Millett: Erring wives blamed (11-28-45)

The Pittsburgh Press (November 28, 1945)

Millett: Erring wives blamed

Marriage should be given chance
By Ruth Millett

Shocking figures: There were almost half as many divorce suits as marriages in the first 10 months of 1945 in 30 of the nation’s largest cities.

Many of the suits, it is reported, were filed by servicemen, charging unfaithfulness.

Isn’t there something wrong with that picture? The American public has been forced to accept anything but a pretty picture of the morality of servicemen overseas.

Right now, the Navy is trying to answer a chaplain’s complaint about the prostitution situation in Japan, in which the chaplain says he saw a line of enlisted four abreast almost a block long waiting their turn at a house of prostitution.

We have had scores of such ugly pictures during the war – and however shocked we may have been by them, we have had to accept them as part of the total picture of war.

Waiting wives have had to accept such reported conditions, too.

And some of the waiting wives have figured that what men can get by with in wartime women can, too.

But there has been no leniency in anyone’s judgment for erring war wives. And the man who comes home to find that his wife has been unfaithful to him – even though he may have been unfaithful himself – thinks it is his right and his duty to cast her off.

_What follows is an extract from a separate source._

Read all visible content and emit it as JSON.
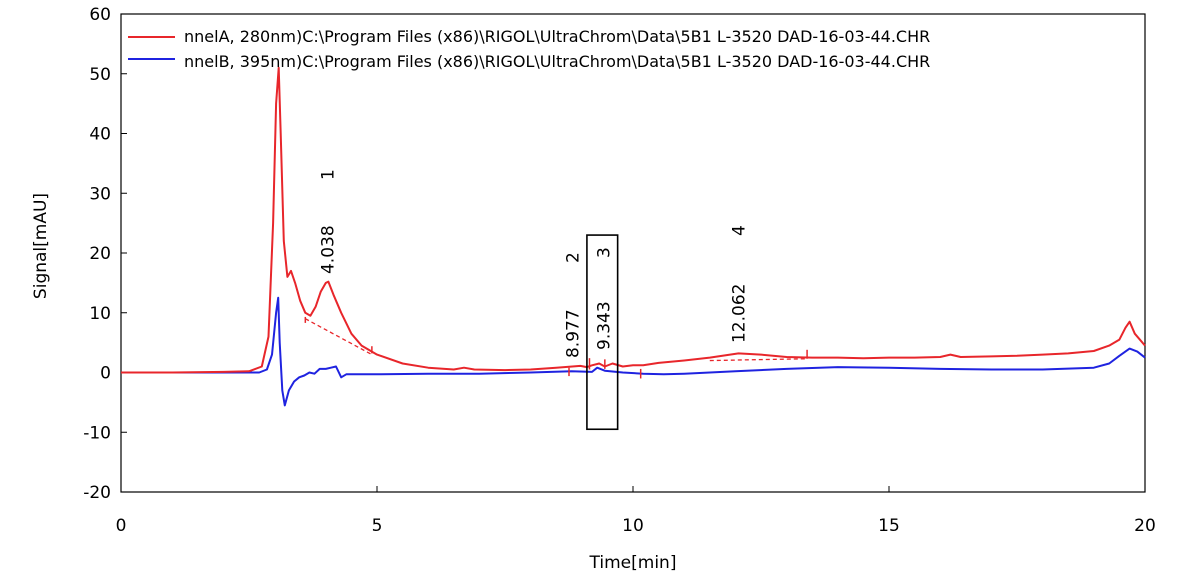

Isn’t it time we took a more adult view of the situation? If it is true that the husband who in ordinary times would have been faithful to his marriage vows might not have remained faithful during years of separation – isn’t it just as likely that the wife who was unfaithful in wartime would have been faithful if her marriage had had a normal chance?

For the sake of marriage and the children involved, shouldn’t this be the realistic attitude of both husbands and wives whose marriages were interrupted by war: “What happened during the war years when living was not normal for either women or men should not be allowed to break up a marriage. The important thing now is to give the marriage a chance and see if it won’t work under normal conditions.”